In December, Deans for Impact launched an initiative to expand math content instruction in teacher-preparation programs. The initiative aims to “create a coherent trajectory of learning for aspiring teachers,” by bringing together math and education departments in colleges along with local school districts.
The University of Montana, which was among the few programs to receive an A+ rating in both undergraduate and graduate teacher preparation, requires would-be teachers at both levels to complete three courses on math content knowledge, followed by two courses on how to teach math concepts.
The university’s dean of education, Dan Lee, said the program digs deep in math because his mostly rural student-teachers—some of whom go on to work in very small schools—can’t just “teach by the textbook.”
“They might be teaching multi-grade [classrooms], so they’re making decisions about where 1st graders stand in numbers or operations versus 4th graders. No textbook can do that for them,” Lee said. “They have to be trained well enough to make those decisions on their own about the materials they need to assemble in order to put instruction forward.”
Giving elementary teachers more time to explore math content can also boost their confidence, Lee said. While secondary math teachers often major or minor in math, Lee said, many of his undergraduate teacher-candidates for elementary education come in with “math phobia,” Lee said.
“We have people, often women, who come to college and take their general ed. requirements, and then they come to our [math] classes and say, ‘I’m not really good at mathematics,’” Lee said, “So getting our teacher-candidates to feel efficacious about mathematics is really important. If they believe that they can be good at mathematics, they can translate that to their future students.”
Program evaluation revised
This marks the second time NCTQ’s controversial independent rating system has evaluated programs since it was revised in 2021.

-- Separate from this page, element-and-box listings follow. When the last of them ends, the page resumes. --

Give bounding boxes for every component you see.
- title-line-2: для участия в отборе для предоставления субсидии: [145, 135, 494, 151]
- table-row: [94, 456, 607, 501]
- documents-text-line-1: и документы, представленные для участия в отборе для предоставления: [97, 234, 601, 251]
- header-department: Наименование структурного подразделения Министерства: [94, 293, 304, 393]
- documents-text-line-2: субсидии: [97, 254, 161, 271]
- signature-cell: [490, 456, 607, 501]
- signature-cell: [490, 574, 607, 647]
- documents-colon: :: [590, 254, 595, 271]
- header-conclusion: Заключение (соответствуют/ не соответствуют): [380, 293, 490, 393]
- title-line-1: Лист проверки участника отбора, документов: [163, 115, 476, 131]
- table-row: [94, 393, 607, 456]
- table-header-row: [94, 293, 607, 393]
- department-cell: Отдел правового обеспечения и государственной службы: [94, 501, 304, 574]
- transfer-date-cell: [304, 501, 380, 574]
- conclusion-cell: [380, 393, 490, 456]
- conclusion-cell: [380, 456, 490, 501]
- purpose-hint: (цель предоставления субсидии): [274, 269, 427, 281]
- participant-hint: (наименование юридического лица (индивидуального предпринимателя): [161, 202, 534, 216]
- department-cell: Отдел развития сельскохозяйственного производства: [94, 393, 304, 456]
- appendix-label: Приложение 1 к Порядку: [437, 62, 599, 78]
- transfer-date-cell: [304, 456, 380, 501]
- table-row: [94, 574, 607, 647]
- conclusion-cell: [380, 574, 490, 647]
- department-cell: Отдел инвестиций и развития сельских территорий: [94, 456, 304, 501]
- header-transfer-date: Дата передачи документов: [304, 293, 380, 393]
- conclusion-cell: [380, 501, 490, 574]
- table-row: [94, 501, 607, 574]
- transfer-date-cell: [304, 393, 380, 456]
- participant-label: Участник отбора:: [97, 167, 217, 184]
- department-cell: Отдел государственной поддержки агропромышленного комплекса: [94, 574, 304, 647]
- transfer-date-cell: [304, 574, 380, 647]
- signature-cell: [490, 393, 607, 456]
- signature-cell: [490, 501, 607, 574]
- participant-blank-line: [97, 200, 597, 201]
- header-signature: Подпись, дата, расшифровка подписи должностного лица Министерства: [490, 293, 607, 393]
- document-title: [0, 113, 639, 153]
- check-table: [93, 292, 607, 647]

The group’s A-F rating has been criticized for years for using course syllabi, descriptions, and other class materials to evaluate how well elementary education programs prepare preservice teachers in subjects like reading and math, rather than direct class observations. Other math groups, like the Conference Board of the Mathematical Sciences and the National Council of Teachers of Mathematics, have similarly recommended preservice teachers take courses on math content and pedagogy, but they vary in the suggested hours. No national studies link specific preservice course hours for teachers to later student outcomes.
Rather, Peske said, a group of math researchers, teacher-preparation program leaders, and school and district educators developed the standards and evaluation process, which was revised based on both public comment and a technical advisory group that included mathematicians, economists, and psychometricians—measurement experts.
In particular, the group distinguishes education-related math courses from general undergraduate math courses. For example, a math teacher must learn “to not only carry out but also explain algorithms for solving problems and conducting error analysis.”
Lee said the independent reviews won’t replace traditional program accreditation, but “for us, NCTQ is a measure of quality and a way of using those rubrics to ask ourselves: What exactly are we doing?
“They’re not telling you how to teach, but they’re saying you need to have balance in your courses,” he said. “NCTQ keeps holding people’s feet to the fire.”
In all, NCTQ rated more than 1,000 undergraduate and graduate programs that train elementary teachers in 49 states and the District of Columbia. The analysis does not include preparation programs for secondary teachers or alternative programs outside of colleges and universities, though a separate study due out in June is expected to look at alternative programs.